狗血淋頭的一頓讓季瓷不敢怒不敢言,等看殷棄憂臉色好轉,這位實力過人的總隊長才弱弱說道:“兩周前我們就到了,隻是在黑洞開啟前我才發現鐵熊的蹤迹,總不能讓其他人為我的一己私欲而冒險。”
黑洞的開啟時間并不準确,除了守門人,他們就隻能靠任務經驗來推測。
可有時候就是天意弄人,季瓷他要殺鐵熊,就絕不會先回。
殷棄憂扶額,收回剛才說季瓷變了的想法,這倔樣明明和小時候一模一樣!
“下次,我一定會殺了他。”季瓷望着殷棄憂的側臉,鄭重承諾。
在他的熾熱目光下,殷棄憂忍不住伸手理了理脖子上的圍巾,張開嘴,許多想說的話在喉嚨口堵着無法發聲,最後化成一道簡單的嗯。

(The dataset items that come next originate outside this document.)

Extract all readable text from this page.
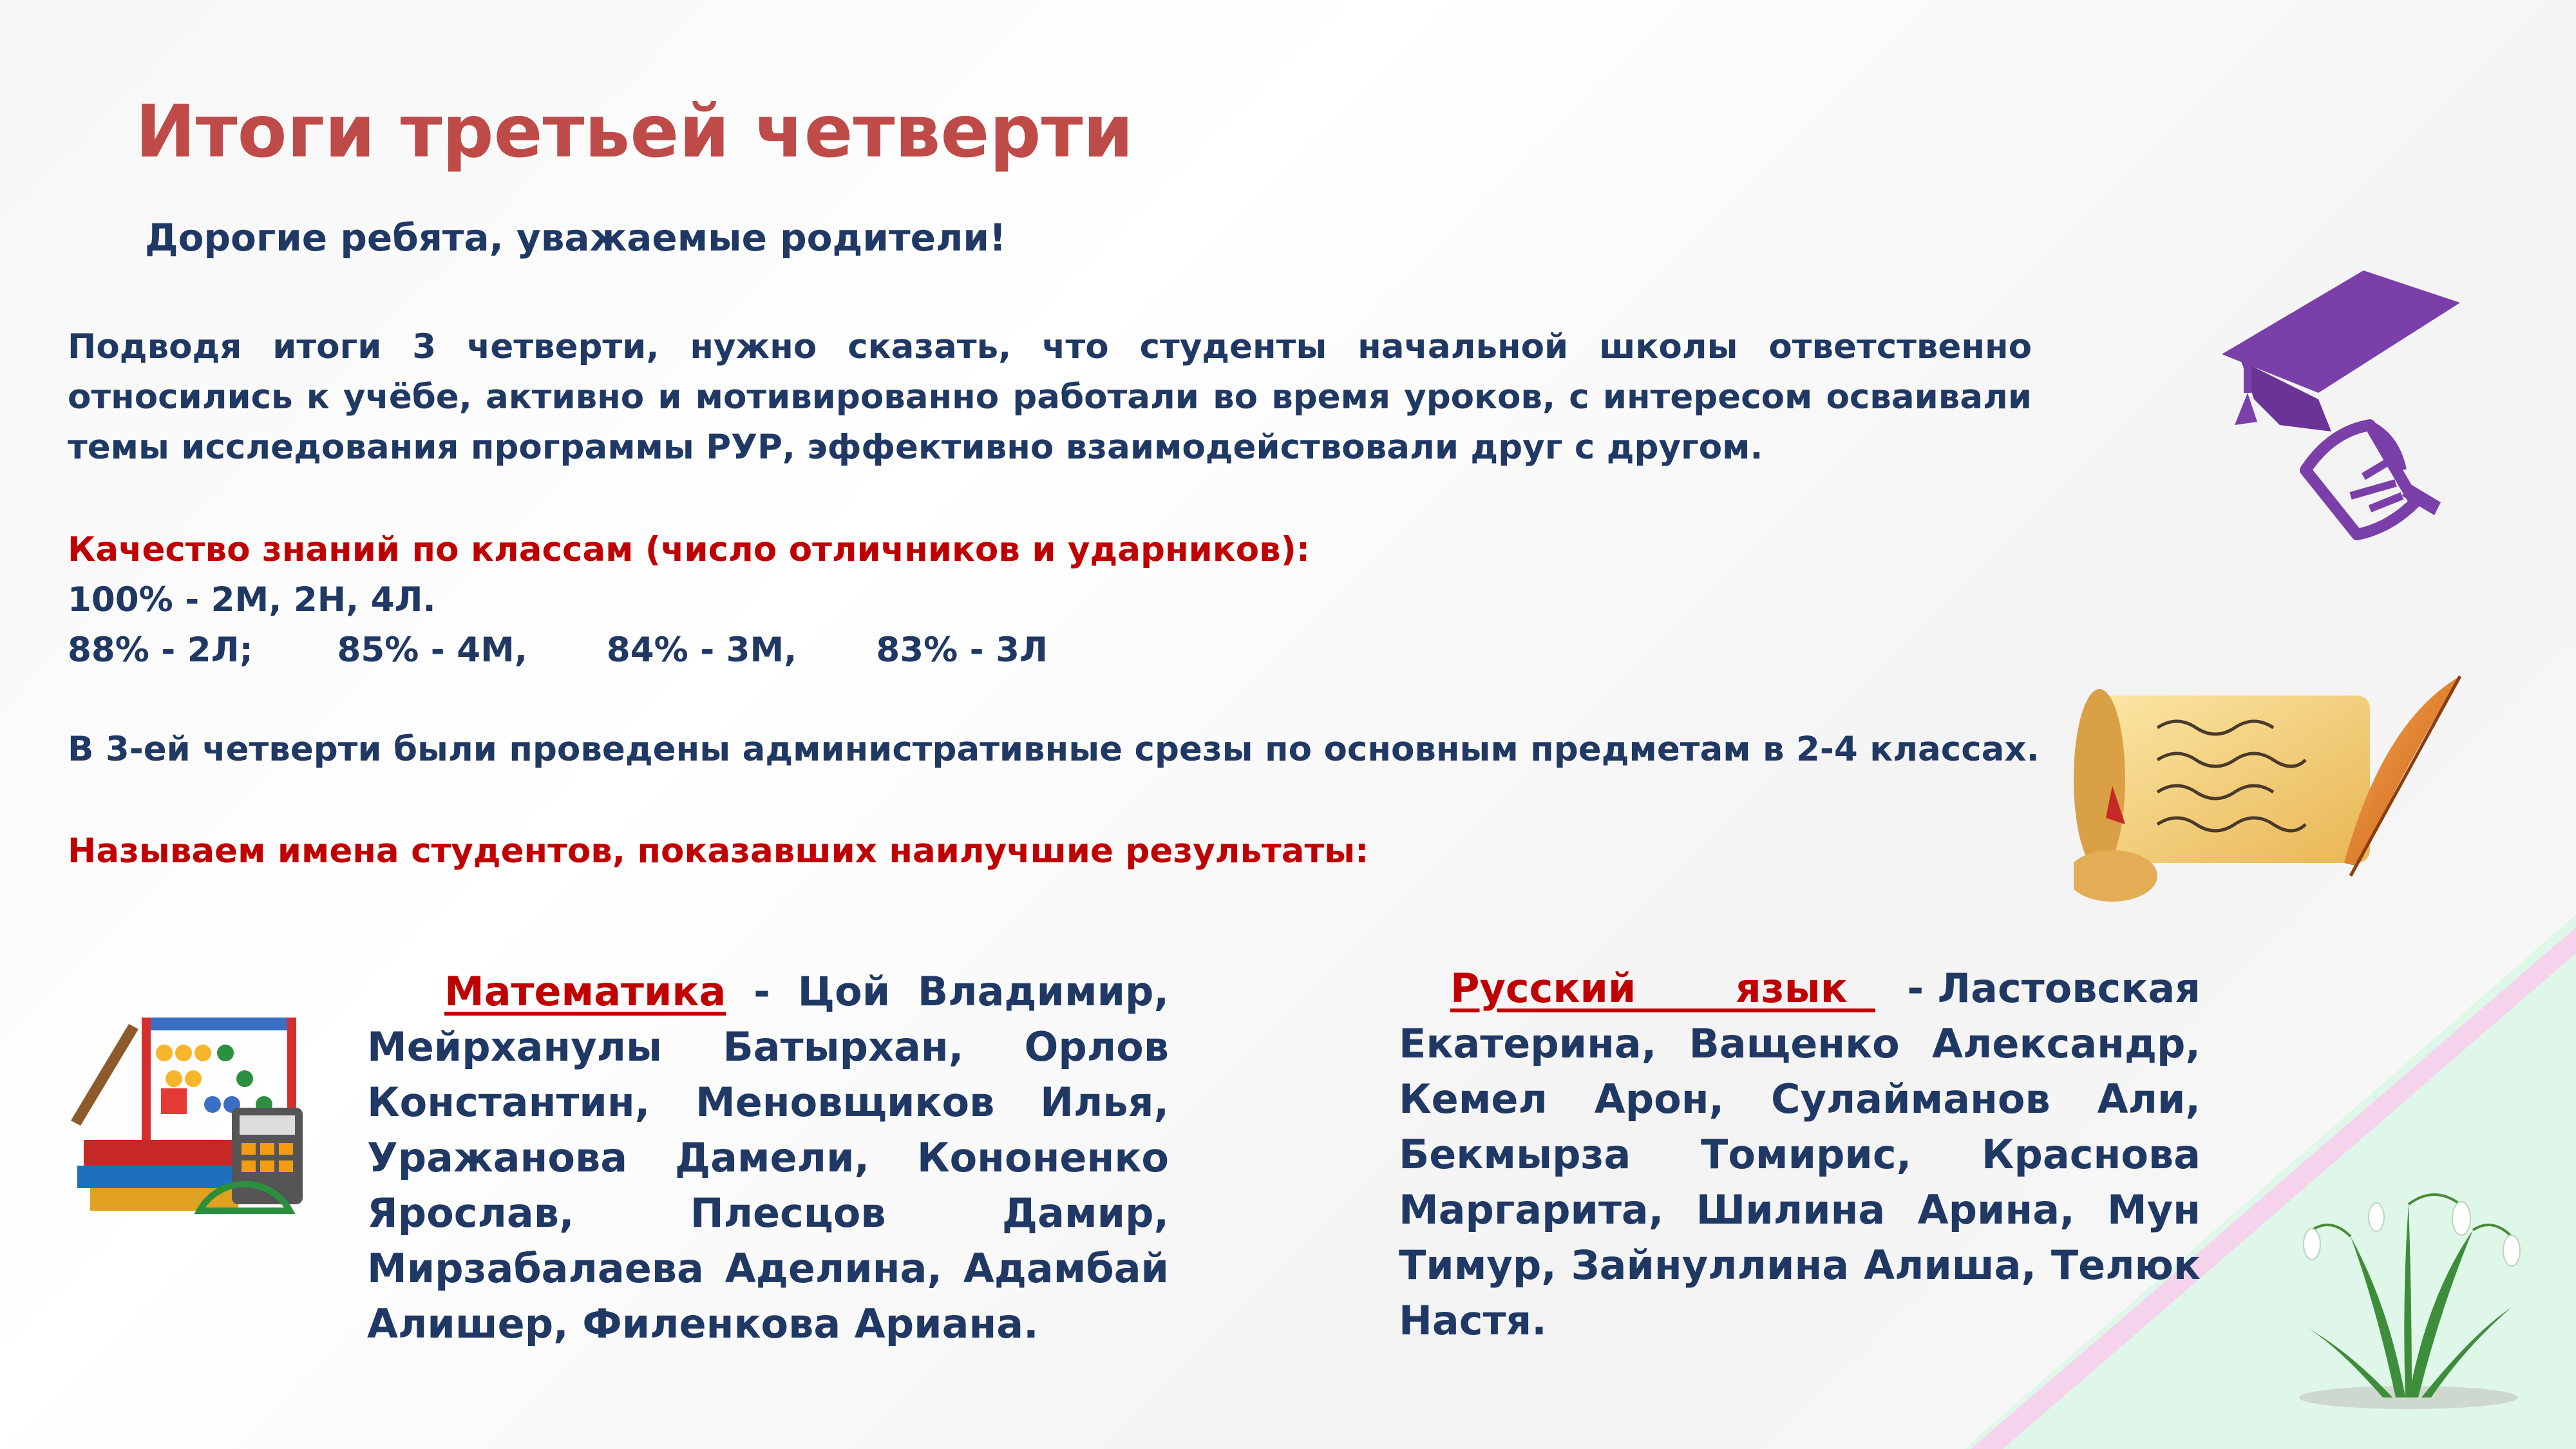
Итоги третьей четверти
Дорогие ребята, уважаемые родители!
Подводя итоги 3 четверти, нужно сказать, что студенты начальной школы ответственно относились к учёбе, активно и мотивированно работали во время уроков, с интересом осваивали темы исследования программы РУР, эффективно взаимодействовали друг с другом.
Качество знаний по классам (число отличников и ударников):
100% - 2М, 2Н, 4Л.
88% - 2Л; 85% - 4М, 84% - 3М, 83% - 3Л
В 3-ей четверти были проведены административные срезы по основным предметам в 2-4 классах.
Называем имена студентов, показавших наилучшие результаты:
Математика - Цой Владимир,
Мейрханулы Батырхан, Орлов
Константин, Меновщиков Илья,
Уражанова Дамели, Кононенко
Ярослав, Плесцов Дамир,
Мирзабалаева Аделина, Адамбай
Алишер, Филенкова Ариана.
Русский язык  - Ластовская
Екатерина, Ващенко Александр,
Кемел Арон, Сулайманов Али,
Бекмырза Томирис, Краснова
Маргарита, Шилина Арина, Мун
Тимур, Зайнуллина Алиша, Телюк
Настя.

“下次,别把自己置于危險之中,”殷棄憂目視前方,聲線如常,“我會擔心的。”
季瓷的腦袋微微偏了偏,似乎想看清楚殷棄憂臉上神情,可隻看見留給他的白發腦勺,腦中念頭各自打着架,最終都默契地選擇向她妥協。
“好,我知道了。”季瓷說道。
簡直和小時候特拽的他是兩個人嘛!這太聽話吧!殷棄憂小鹿亂撞,瘋狂吐槽。
她當然不知道,那天過後,季瓷無數次從夢中驚醒,無數次讓夢裡的自己不要拒絕。
可沒有用,殷棄憂仍舊一遍遍地在他面前消失,重返冰冷病床上,他就站在玻璃窗這邊,隔着那道無法逾越的鴻溝。
季瓷不敢拒絕,再也不敢。
像有一個開關匣在他腦海中,時時刻刻的告訴他:你拒絕她,她就要消失不見。
我真是瘋了。季瓷凝視少女的背影,無數交纏扭曲的念在體内翻滾,他飛快地垂眸斂下情緒,默默無言。
察覺到什麼的殷棄憂扭頭看了一眼他,見他乖巧模樣,摸不着頭腦。
剛剛是又靈力暴動了?
殷棄憂又悄悄觀察了一會兒,确定沒發現季瓷在強撐,便收回視線,專心看路。
花開兩朵,各表一枝。
艱難逃生的鐵熊正被治療屠門者們試圖接回斷手,可惜季瓷動作太快,鐵熊隻撿回了一隻手。
“……”鐵熊喘着粗氣,讓屠門者越發戰戰兢兢。
他的靈器是一面盾,能夠抵禦一切傷害,但這同樣與他的靈氣挂鈎。
鐵熊可以抵擋季瓷的劍不假,可若季瓷第二次揮劍,等待鐵熊的就隻有盾破人亡。
上回他就被季瓷一劍砍成了兩半,要不是有高階治療能力的屠門者在身旁,早就挂了。
“唔,鐵熊長老怎麼如此狼狽?”姗姗來遲的桑素看着這一幕,忍不住吃了一驚。
畢竟在她來逆命群相之後,還沒見過他受這麼重的傷。
“是被季瓷打傷的!”鐵熊沒說話,旁邊一個狗腿屠門者張口抱怨,隻是那語氣裡的恐懼意味壓根藏不住。
如果說方書夷是逆命群相所有人仰慕和害怕的對象,那希辰總部的漆施和希望協會的季瓷就是他們瑟瑟發抖的惡夢。
這兩人出手,非死即傷!
桑素哦嗚一聲,忍不住在鐵熊的斷手上瞥了好幾眼,嘀咕道:“什麼仇什麼怨啊。”